Fiona Tan ascends into the depths of grief in Ascent, an experimental work of its own remarkable depth of meaning and intelligence, and thus perhaps a needlessly difficult sit. Images frozen in time given new motion by supple editing and soundtrack, this 'photo-film' is a fascinating collage of contradictions, though this fascination too rarely develops into full comprehension - Tan is content for Ascent to leave only an impression, and indeed it is an artful one with considerable emotional import. The one constant among the contradictions is Mount Fuji, and Tan's dense explorations of the cultural, physical, historical character of her subject yields a array of artistic and intellectual content. Uniting much of her inquiry is the notion, itself fittingly contradictory, of the mountain as a void, and then of the void as an object with the potential to be filled. Tan finds some sort of solace in Fuji, its constancy a reassuring quality amid a melancholic world of death and loss. 'Falling is the essence of a flower,' giving a peculiar, but thoroughly persuasive identity to this ascent.

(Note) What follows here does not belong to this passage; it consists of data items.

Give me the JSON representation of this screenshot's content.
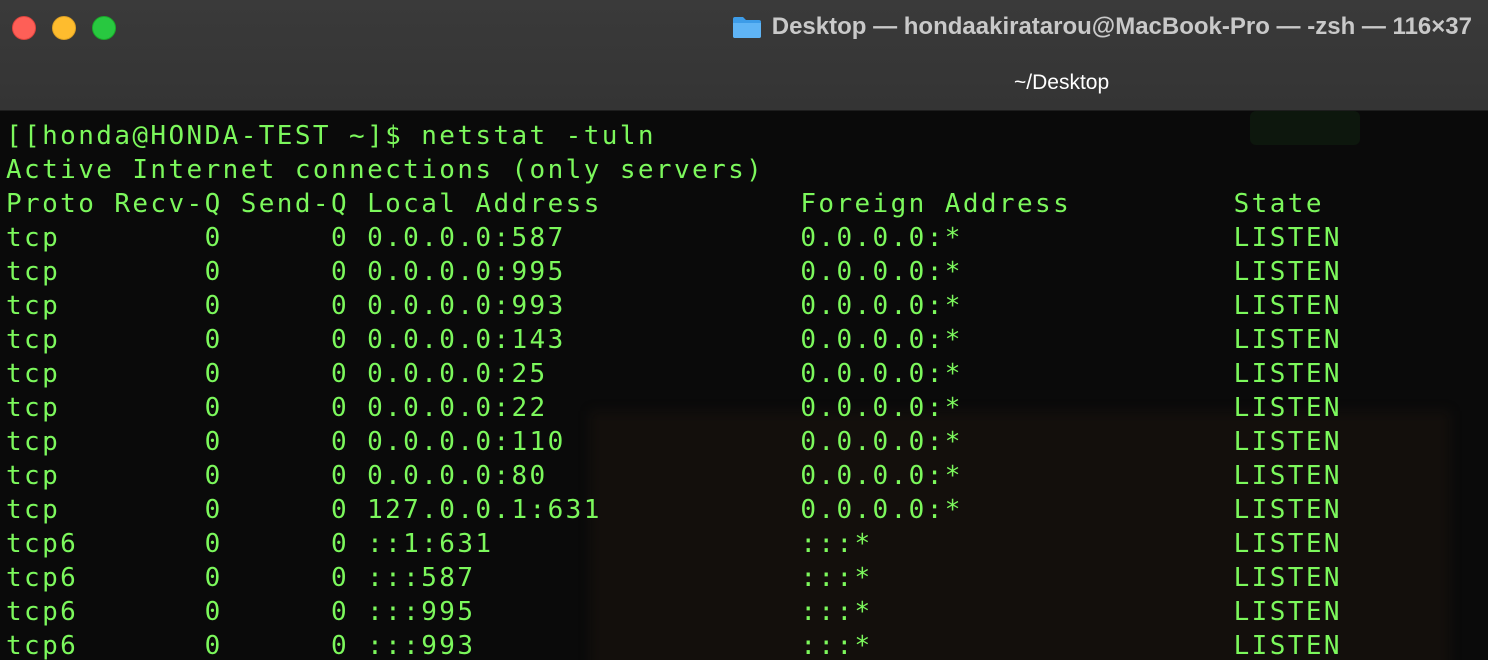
{
  "window": {
    "title": "Desktop — hondaakiratarou@MacBook-Pro — -zsh — 116×37",
    "tab_title": "~/Desktop",
    "folder_icon": "folder-icon",
    "colors": {
      "terminal_text": "#7cf85c",
      "terminal_bg": "#0a0a0a",
      "titlebar_bg": "#363636",
      "close": "#fe5f57",
      "minimize": "#febc2e",
      "zoom": "#28c840"
    }
  },
  "terminal": {
    "prompt_line": "[[honda@HONDA-TEST ~]$ netstat -tuln",
    "header_line": "Active Internet connections (only servers)",
    "columns_line": "Proto Recv-Q Send-Q Local Address           Foreign Address         State",
    "columns": [
      "Proto",
      "Recv-Q",
      "Send-Q",
      "Local Address",
      "Foreign Address",
      "State"
    ],
    "rows": [
      [
        "tcp",
        "0",
        "0",
        "0.0.0.0:587",
        "0.0.0.0:*",
        "LISTEN"
      ],
      [
        "tcp",
        "0",
        "0",
        "0.0.0.0:995",
        "0.0.0.0:*",
        "LISTEN"
      ],
      [
        "tcp",
        "0",
        "0",
        "0.0.0.0:993",
        "0.0.0.0:*",
        "LISTEN"
      ],
      [
        "tcp",
        "0",
        "0",
        "0.0.0.0:143",
        "0.0.0.0:*",
        "LISTEN"
      ],
      [
        "tcp",
        "0",
        "0",
        "0.0.0.0:25",
        "0.0.0.0:*",
        "LISTEN"
      ],
      [
        "tcp",
        "0",
        "0",
        "0.0.0.0:22",
        "0.0.0.0:*",
        "LISTEN"
      ],
      [
        "tcp",
        "0",
        "0",
        "0.0.0.0:110",
        "0.0.0.0:*",
        "LISTEN"
      ],
      [
        "tcp",
        "0",
        "0",
        "0.0.0.0:80",
        "0.0.0.0:*",
        "LISTEN"
      ],
      [
        "tcp",
        "0",
        "0",
        "127.0.0.1:631",
        "0.0.0.0:*",
        "LISTEN"
      ],
      [
        "tcp6",
        "0",
        "0",
        "::1:631",
        ":::*",
        "LISTEN"
      ],
      [
        "tcp6",
        "0",
        "0",
        ":::587",
        ":::*",
        "LISTEN"
      ],
      [
        "tcp6",
        "0",
        "0",
        ":::995",
        ":::*",
        "LISTEN"
      ],
      [
        "tcp6",
        "0",
        "0",
        ":::993",
        ":::*",
        "LISTEN"
      ]
    ],
    "row_lines": [
      "tcp        0      0 0.0.0.0:587             0.0.0.0:*               LISTEN",
      "tcp        0      0 0.0.0.0:995             0.0.0.0:*               LISTEN",
      "tcp        0      0 0.0.0.0:993             0.0.0.0:*               LISTEN",
      "tcp        0      0 0.0.0.0:143             0.0.0.0:*               LISTEN",
      "tcp        0      0 0.0.0.0:25              0.0.0.0:*               LISTEN",
      "tcp        0      0 0.0.0.0:22              0.0.0.0:*               LISTEN",
      "tcp        0      0 0.0.0.0:110             0.0.0.0:*               LISTEN",
      "tcp        0      0 0.0.0.0:80              0.0.0.0:*               LISTEN",
      "tcp        0      0 127.0.0.1:631           0.0.0.0:*               LISTEN",
      "tcp6       0      0 ::1:631                 :::*                    LISTEN",
      "tcp6       0      0 :::587                  :::*                    LISTEN",
      "tcp6       0      0 :::995                  :::*                    LISTEN",
      "tcp6       0      0 :::993                  :::*                    LISTEN"
    ]
  }
}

Tan's style is rigorous yet meandering, and her techniques are resolutely laudable, even as some are more effective than others. Her intentions too are commendable, and the reach of her exploratory mind is utterly gargantuan - so much so that Ascent lacks focus and clarity. But that may be the point - in the thin, cold air of the peak, along the dangerous precipice, that grief-stricken loneliness that defines this film both refines and rebuts clarity. The film is a contradiction in itself.